La recente pronuncia della Corte Costituzionale pone una pietra miliare nel dibattito riguardante i limiti temporali imposti ai sindaci che aspirano a candidarsi per incarichi regionali, segnando un intervento significativo nella legislazione pugliese.
La norma regionale, soprannominata con l’accezione popolare di “legge anti-sindaci”, che imponeva la cessazione anticipata del mandato per i primi cittadini desiderosi di competere per la carica di Presidente o consigliere regionale, è stata dichiarata incostituzionale.

La legge, in vigore in Puglia, richiedeva che i sindaci interessati alla candidatura regionale presentassero le proprie dimissioni ben 180 giorni prima della conclusione della legislatura regionale.
Questa previsione, sebbene motivata dall’intento di garantire un’equa competizione elettorale e prevenire conflitti di interesse, è stata ritenuta in contrasto con i principi fondamentali sanciti dalla Costituzione italiana.

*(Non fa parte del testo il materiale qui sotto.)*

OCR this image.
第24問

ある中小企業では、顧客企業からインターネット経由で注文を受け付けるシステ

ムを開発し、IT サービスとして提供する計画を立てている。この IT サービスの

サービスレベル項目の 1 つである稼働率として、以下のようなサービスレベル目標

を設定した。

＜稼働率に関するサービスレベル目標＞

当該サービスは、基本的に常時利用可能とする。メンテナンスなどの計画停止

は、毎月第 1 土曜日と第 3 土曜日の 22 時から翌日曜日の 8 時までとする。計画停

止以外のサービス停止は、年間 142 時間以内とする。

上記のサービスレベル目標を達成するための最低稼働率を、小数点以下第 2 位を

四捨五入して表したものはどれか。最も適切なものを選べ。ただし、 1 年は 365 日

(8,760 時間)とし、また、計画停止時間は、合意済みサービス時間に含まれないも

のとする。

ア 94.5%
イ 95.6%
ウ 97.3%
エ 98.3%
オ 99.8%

La decisione della Corte Costituzionale si fonda su una valutazione di irragionevolezza e sproporzione della disciplina regionale, in violazione degli articoli 3 (uguaglianza di fronte alla legge) e 51 (diritto di elettorato passivo).
La Corte ha evidenziato una discrepanza significativa tra il termine previsto dalla legge pugliese e i termini più brevi stabiliti da altre normative regionali riguardanti le candidature.

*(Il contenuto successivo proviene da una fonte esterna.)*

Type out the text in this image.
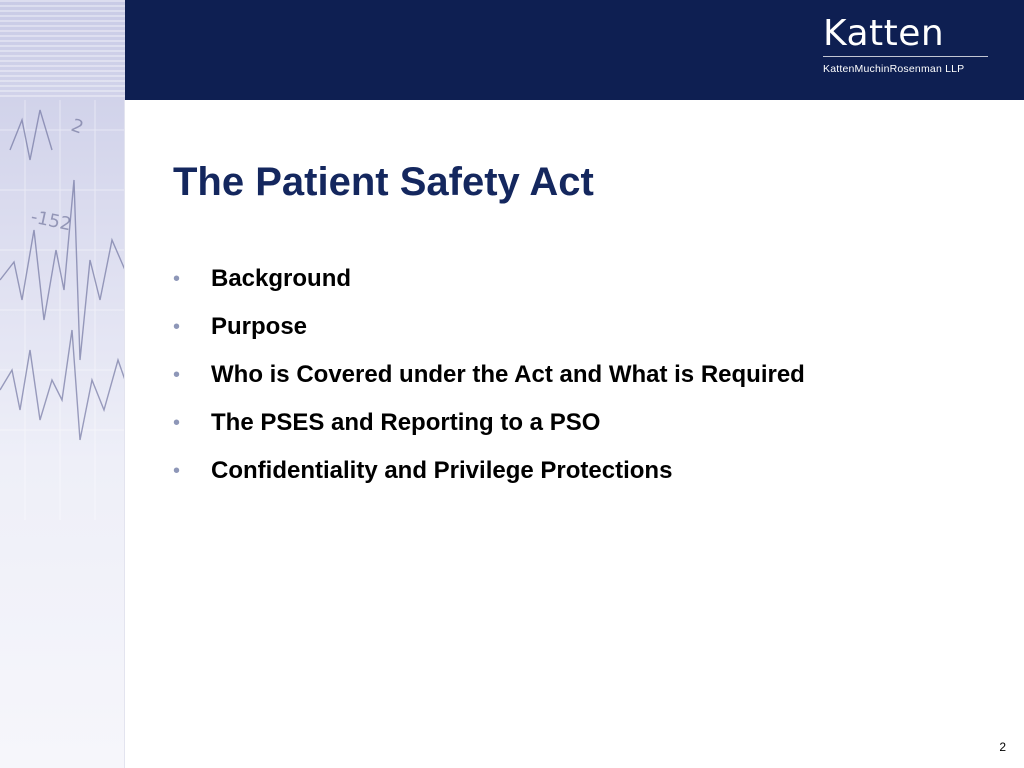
-152
2
Katten
KattenMuchinRosenman LLP
The Patient Safety Act
• Background
• Purpose
• Who is Covered under the Act and What is Required
• The PSES and Reporting to a PSO
• Confidentiality and Privilege Protections
2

Questa disparità dimostra una mancanza di coerenza nel sistema legislativo regionale e una potenziale ingiustizia nei confronti dei sindaci interessati.

Ulteriormente, la Corte ha sottolineato l’assenza di giustificazione per l’applicazione indiscriminata della norma a tutti i sindaci, a prescindere dalle dimensioni del comune amministrato.

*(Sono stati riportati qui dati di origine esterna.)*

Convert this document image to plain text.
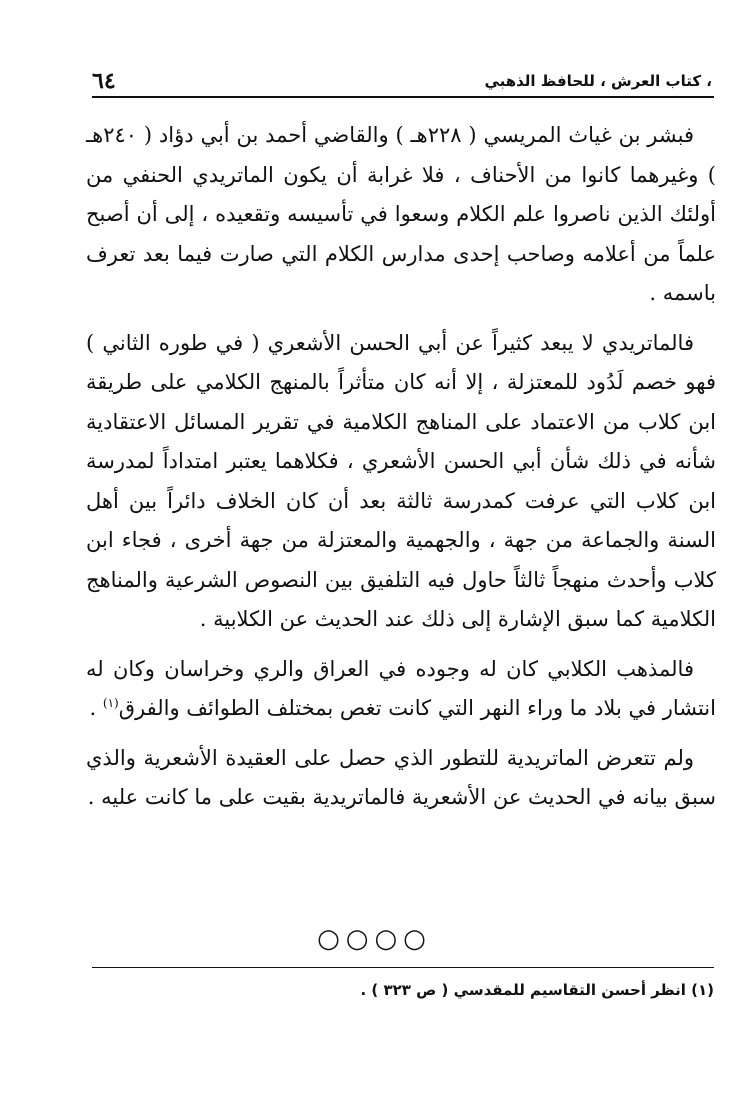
، كتاب العرش ، للحافظ الذهبي
٦٤

فبشر بن غياث المريسي ( ٢٢٨هـ ) والقاضي أحمد بن أبي دؤاد ( ٢٤٠هـ ) وغيرهما كانوا من الأحناف ، فلا غرابة أن يكون الماتريدي الحنفي من أولئك الذين ناصروا علم الكلام وسعوا في تأسيسه وتقعيده ، إلى أن أصبح علماً من أعلامه وصاحب إحدى مدارس الكلام التي صارت فيما بعد تعرف باسمه .

فالماتريدي لا يبعد كثيراً عن أبي الحسن الأشعري ( في طوره الثاني ) فهو خصم لَدُود للمعتزلة ، إلا أنه كان متأثراً بالمنهج الكلامي على طريقة ابن كلاب من الاعتماد على المناهج الكلامية في تقرير المسائل الاعتقادية شأنه في ذلك شأن أبي الحسن الأشعري ، فكلاهما يعتبر امتداداً لمدرسة ابن كلاب التي عرفت كمدرسة ثالثة بعد أن كان الخلاف دائراً بين أهل السنة والجماعة من جهة ، والجهمية والمعتزلة من جهة أخرى ، فجاء ابن كلاب وأحدث منهجاً ثالثاً حاول فيه التلفيق بين النصوص الشرعية والمناهج الكلامية كما سبق الإشارة إلى ذلك عند الحديث عن الكلابية .

فالمذهب الكلابي كان له وجوده في العراق والري وخراسان وكان له انتشار في بلاد ما وراء النهر التي كانت تغص بمختلف الطوائف والفرق$^{(١)}$ .

ولم تتعرض الماتريدية للتطور الذي حصل على العقيدة الأشعرية والذي سبق بيانه في الحديث عن الأشعرية فالماتريدية بقيت على ما كانت عليه .

○○○○
(١) انظر أحسن التقاسيم للمقدسي ( ص ٣٢٣ ) .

L’applicazione generalizzata, in contrasto con altre normative regionali che limitano le restrizioni di eleggibilità ai sindaci di comuni con popolazione superiore a determinate soglie, appare arbitraria e inidonea a perseguire lo scopo dichiarato di assicurare la parità di accesso alle cariche pubbliche.
La sentenza della Corte Costituzionale non solo abroga la norma regionale in questione, ma solleva anche interrogativi più ampi sulla legittimità di misure che impongono restrizioni temporali significative all’esercizio del diritto di elettorato passivo.
Il bilanciamento tra l’esigenza di prevenire conflitti di interesse e il diritto di ciascun cittadino di candidarsi a una carica pubblica rappresenta una sfida complessa che richiede un’attenta considerazione dei principi costituzionali e dei valori democratici.
La decisione della Corte Costituzionale, pertanto, si configura come un importante punto di riferimento per il futuro della disciplina dell’incompatibilità delle cariche pubbliche e per la tutela del diritto di candidarsi alle elezioni.